Thursday, February 4, 2010

Making Customers Brand Advocates

As many of you probably have noticed, a trend in business today is to talk about how important your customers are to you. Things here at AIA are no different, however, we recently put our money where our mouth is and asked a small group of bail bond agents to come to our offices to participate in a “brainstorming” session. The session focused on the bail bond industry overall and what we, at AIA, can do to help to continue to empower our bail bond agents to succeed. This meeting led to nearly 6 hours of discussion on a wide range of topics from technology to marketing to legislation. Of course, we discussed the impact the current economic state of affairs has had and the impact it continues to have on bail agents businesses. But more importantly, we discussed how we can address these challenges together. Understanding the needs of bail bond agents and their expectations of us as their bail surety is extremely important to us.

We also asked these agents a series of questions about how we can help them improve their bail bond business and the bail bond industry at large. Their responses were very informative and have stimulated a lot of exciting strategy discussions among the AIA team. After that exciting day of candid discussion, we are energized and focused on the role we must play to provide our agents with the innovative services they will need to confront the ever-changing bail bond marketplace.
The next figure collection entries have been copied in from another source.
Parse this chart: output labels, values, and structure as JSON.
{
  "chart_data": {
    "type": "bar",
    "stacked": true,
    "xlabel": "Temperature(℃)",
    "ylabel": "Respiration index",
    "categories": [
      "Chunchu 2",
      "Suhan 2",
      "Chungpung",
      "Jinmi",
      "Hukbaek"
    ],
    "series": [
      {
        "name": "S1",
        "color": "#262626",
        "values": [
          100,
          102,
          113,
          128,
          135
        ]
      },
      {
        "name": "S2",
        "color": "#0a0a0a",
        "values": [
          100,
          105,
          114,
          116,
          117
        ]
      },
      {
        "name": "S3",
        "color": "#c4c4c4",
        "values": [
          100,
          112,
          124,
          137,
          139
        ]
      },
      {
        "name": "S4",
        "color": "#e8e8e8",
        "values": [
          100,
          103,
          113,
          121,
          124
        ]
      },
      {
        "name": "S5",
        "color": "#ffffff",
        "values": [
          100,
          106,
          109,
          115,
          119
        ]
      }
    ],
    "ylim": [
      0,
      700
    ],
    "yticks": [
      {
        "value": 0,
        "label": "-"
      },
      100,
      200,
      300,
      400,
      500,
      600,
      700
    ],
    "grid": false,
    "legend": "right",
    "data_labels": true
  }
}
The most important lesson we learned from this brainstorming session, is that our agents truly are a valuable part of our brand. The more we bring them into our business, the more effective we can be. Moving forward we will conduct more agent brainstorming sessions like these with different groups of bail agents and different points of view. Furthermore, I encourage all of our agents to use this bail bond industry blog as a way to communicate your concerns or thoughts about AIA and how we can help. All input is welcomed and as always will be taken seriously.